Theorized Pattern in Later Life and Possible Impact of Aging Older adults with Histrionic Personality Disorder are often described by their adult children as "acting like spoiled children." Their self-centeredness and shallowness do not appear to diminish with age. Older individuals with this disorder are particularly intolerant of the physical changes that come with age (e.g., wrinkles, hair loss, sagging body parts) since their self-worth is based largely on superficial characteristics such as physical appearance. Because of their lifelong reliance on their physical attributes to attract attention, older histrionics may respond to normal physical changes by becoming excessive users of plastic surgery and other antiaging techniques. One of our older patients spent down her entire savings on surgery to prevent becoming "an icky old lady."

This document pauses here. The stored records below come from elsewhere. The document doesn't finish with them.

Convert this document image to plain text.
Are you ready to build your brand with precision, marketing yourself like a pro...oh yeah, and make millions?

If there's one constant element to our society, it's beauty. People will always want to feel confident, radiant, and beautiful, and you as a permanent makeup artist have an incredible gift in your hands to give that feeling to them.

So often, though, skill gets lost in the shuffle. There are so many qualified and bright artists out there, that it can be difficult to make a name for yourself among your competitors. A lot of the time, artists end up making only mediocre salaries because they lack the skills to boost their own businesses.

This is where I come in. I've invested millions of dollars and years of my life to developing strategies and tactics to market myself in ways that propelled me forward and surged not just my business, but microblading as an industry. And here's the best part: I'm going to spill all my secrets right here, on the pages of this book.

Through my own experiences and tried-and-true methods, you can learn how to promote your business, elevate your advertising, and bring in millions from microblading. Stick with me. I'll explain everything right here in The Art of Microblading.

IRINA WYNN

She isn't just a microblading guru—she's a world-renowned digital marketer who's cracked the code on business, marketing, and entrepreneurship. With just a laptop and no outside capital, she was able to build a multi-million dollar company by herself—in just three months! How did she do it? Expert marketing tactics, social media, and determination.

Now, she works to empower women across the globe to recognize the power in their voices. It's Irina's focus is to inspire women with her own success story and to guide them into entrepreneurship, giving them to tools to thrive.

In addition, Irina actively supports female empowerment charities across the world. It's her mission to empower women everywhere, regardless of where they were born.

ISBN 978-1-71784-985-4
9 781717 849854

Similarly, we have seen many cases in which older individuals with Histrionic Personality Disorder have a poor adjustment to aging when their flirtatious and seductive style becomes less rewarded. Comorbid depression frequently occurs. Because seductiveness has been part of their social role for so long, aging individuals with Histrionic Personality Disorder are often baffled about how to relate to others without "attracting them." They often perceive the reductions in their sex appeal as catastrophic because they have established little other means to garner attention and affection from others.
Retirement may be a particular source of distress for the older histrionic type especially if the person used the work environment as the stage on which to perform. In cases in which the histrionic person married and maintained the relationship, widowhood may be notably damaging because the individual will have great difficulties cultivating new relationships and sources of support. Increased dependency (due to physical or cognitive problems) is likely to also result in significant prob lems for the aging histrionic. Whereas they may be perceived initially as warm, friendly, and entertaining by other residents and caregiving staff, their self-centeredness will eventually be discovered, resulting in negative responses and shunning. The resulting petulance and irritability on the part of the histrionic individual often makes matters worse.